There have also been special operations in other areas of Dagestan. For example, on July 3, a counter-terrorism operation regime was introduced in the city of Derbent and the Derbent district in Dagestan. Officials said the operation was launched in response to reports of a group of rebels in the Derbent area (Riadagestan.ru, July 3). However, even though no rebels had been found several days into the operation, the authorities did not lift the counter-terrorism operation regime, thereby allowing the security services to continue violating the rights of citizens in the affected areas.

At around the same time, a large base of militants in Dagestan’s Kizilyurt district was sealed off by government forces, and the authorities introduced a counter-terrorism operation regime in the district on July 3. However, the base turned out to be nothing more than an insurgent summer camp. According to law enforcement agencies, information from area residents suggested there were unknown armed groups in the forest and for that reason the counter-terrorism operation regime was introduced (Kavkazsky Uzel, July 3).

It is not entirely clear why the authorities had not checked out this area before. It should be noted that Kizilyurt district is located in Dagestan’s foothills, where there are few forests, so locals certainly would have noticed a large group of militants operating there. Still, sources close to Russia’s Federal Security Service (FSB) reported that government forces had sealed off a large insurgent base (Kavkazpress.ru, July 3). This action was taken after militants attacked government forces between the villages of Nechaevka and Matseevka. By July 4, government forces had managed to kill two rebels. However, an interior ministry serviceman was also killed in the shootout (Newsru.com, July 4). In the area where the fighting took place, government forces found a cache of weapons, including two machine guns, several hand grenades, three rifles, a handgun and 20 kilograms of explosives, along with industrial detonators. In other words, the “large base of the rebels” turned out to be only a hideout for two militants.
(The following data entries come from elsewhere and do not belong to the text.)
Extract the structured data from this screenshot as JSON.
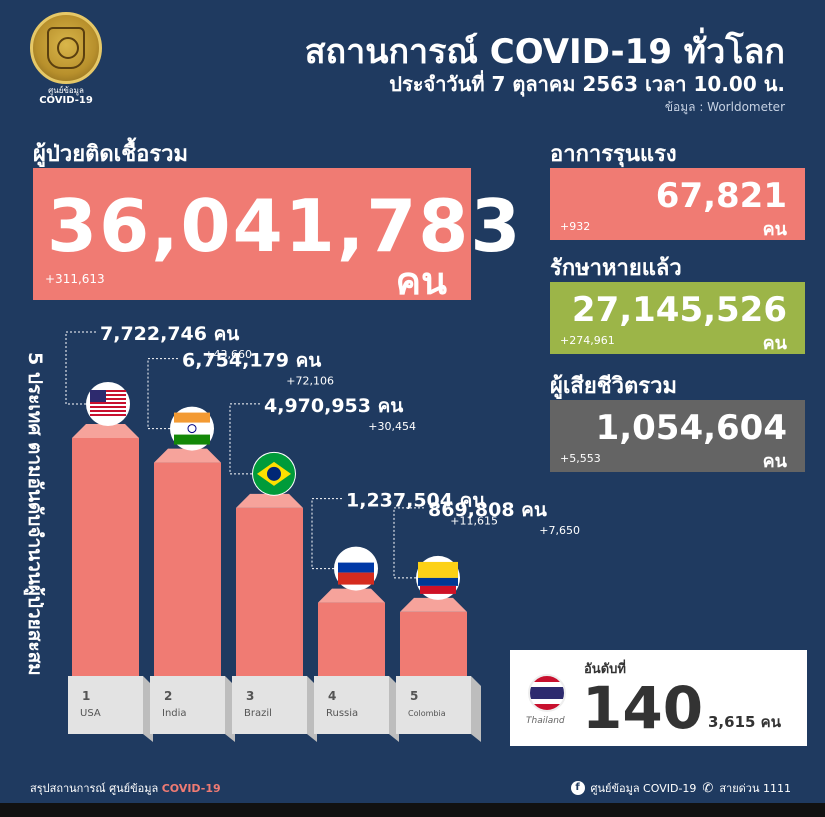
{
  "header": {
    "org_line1": "ศูนย์ข้อมูล",
    "org_line2": "COVID-19",
    "title": "สถานการณ์ COVID-19 ทั่วโลก",
    "subtitle": "ประจำวันที่ 7 ตุลาคม 2563 เวลา 10.00 น.",
    "source": "ข้อมูล : Worldometer"
  },
  "total": {
    "label": "ผู้ป่วยติดเชื้อรวม",
    "value": "36,041,783",
    "unit": "คน",
    "delta": "+311,613"
  },
  "critical": {
    "label": "อาการรุนแรง",
    "value": "67,821",
    "unit": "คน",
    "delta": "+932"
  },
  "recovered": {
    "label": "รักษาหายแล้ว",
    "value": "27,145,526",
    "unit": "คน",
    "delta": "+274,961"
  },
  "deaths": {
    "label": "ผู้เสียชีวิตรวม",
    "value": "1,054,604",
    "unit": "คน",
    "delta": "+5,553"
  },
  "chart_data": {
    "type": "bar",
    "title": "5 ประเทศ ตามอันดับจำนวนผู้ป่วยสะสม",
    "unit": "คน",
    "categories": [
      "USA",
      "India",
      "Brazil",
      "Russia",
      "Colombia"
    ],
    "ranks": [
      "1",
      "2",
      "3",
      "4",
      "5"
    ],
    "values": [
      7722746,
      6754179,
      4970953,
      1237504,
      869808
    ],
    "value_labels": [
      "7,722,746",
      "6,754,179",
      "4,970,953",
      "1,237,504",
      "869,808"
    ],
    "deltas": [
      "+43,660",
      "+72,106",
      "+30,454",
      "+11,615",
      "+7,650"
    ],
    "flags": [
      "usa-flag",
      "india-flag",
      "brazil-flag",
      "russia-flag",
      "colombia-flag"
    ]
  },
  "thailand": {
    "rank_label": "อันดับที่",
    "rank": "140",
    "name": "Thailand",
    "cases": "3,615 คน"
  },
  "footer": {
    "left_text": "สรุปสถานการณ์ ศูนย์ข้อมูล",
    "left_highlight": "COVID-19",
    "facebook_icon": "facebook-icon",
    "facebook_text": "ศูนย์ข้อมูล COVID-19",
    "phone_icon": "phone-icon",
    "hotline_text": "สายด่วน 1111"
  },
  "colors": {
    "background": "#1f3a60",
    "bar": "#f07b73",
    "bar_top": "#f6a39b",
    "bar_side": "#d9645c",
    "recovered": "#9cb548",
    "deaths": "#646464"
  }
}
As usual, the government forces blamed all the notorious crimes committed in the area on the two slain rebels (Kavkazsky Uzel, July 5). In fact, the slain rebels may have been among those in the district who have pledged allegiance to the Islamic State.
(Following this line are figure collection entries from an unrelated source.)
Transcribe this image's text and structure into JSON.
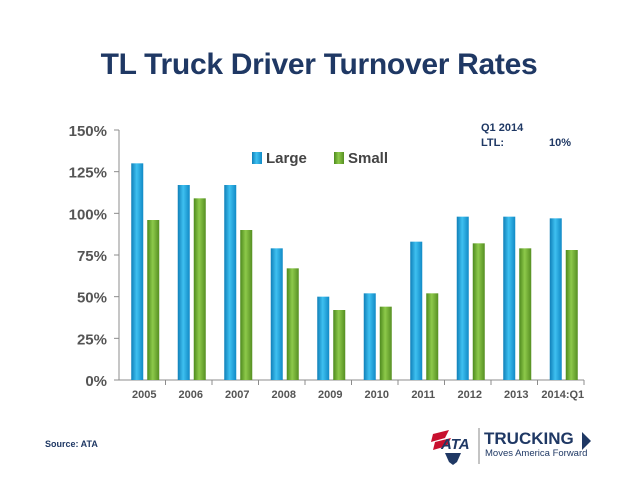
{
  "slide": {
    "title": "TL Truck Driver Turnover Rates",
    "note": {
      "period": "Q1 2014",
      "label": "LTL:",
      "value": "10%"
    },
    "source": "Source: ATA"
  },
  "logo": {
    "mark": "ATA",
    "name": "TRUCKING",
    "tagline": "Moves America Forward"
  },
  "colors": {
    "large": "#1fa6e0",
    "small": "#6aaa2f",
    "text": "#1f3864",
    "axis": "#555555"
  },
  "chart_data": {
    "type": "bar",
    "title": "TL Truck Driver Turnover Rates",
    "categories": [
      "2005",
      "2006",
      "2007",
      "2008",
      "2009",
      "2010",
      "2011",
      "2012",
      "2013",
      "2014:Q1"
    ],
    "series": [
      {
        "name": "Large",
        "values": [
          130,
          117,
          117,
          79,
          50,
          52,
          83,
          98,
          98,
          97
        ]
      },
      {
        "name": "Small",
        "values": [
          96,
          109,
          90,
          67,
          42,
          44,
          52,
          82,
          79,
          78
        ]
      }
    ],
    "ylim": [
      0,
      150
    ],
    "yticks": [
      0,
      25,
      50,
      75,
      100,
      125,
      150
    ],
    "ytick_labels": [
      "0%",
      "25%",
      "50%",
      "75%",
      "100%",
      "125%",
      "150%"
    ],
    "xlabel": "",
    "ylabel": "",
    "legend": "top-center"
  }
}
Thus, so far, it appears that the split between supporters of the Caucasus Emirate and the Islamic State has made little difference on the ground in the North Caucasus. The IS supporters have not completed the process of being incorporated into the structure of the “caliphate” and have not yet carried out any operations under their new flag. The Russian security services continue to conduct operations to locate and eliminate rebels, but nothing has happened yet to indicate in any shape or form any change in the tactics or strategy on the part of the clandestine armed Islamist resistance.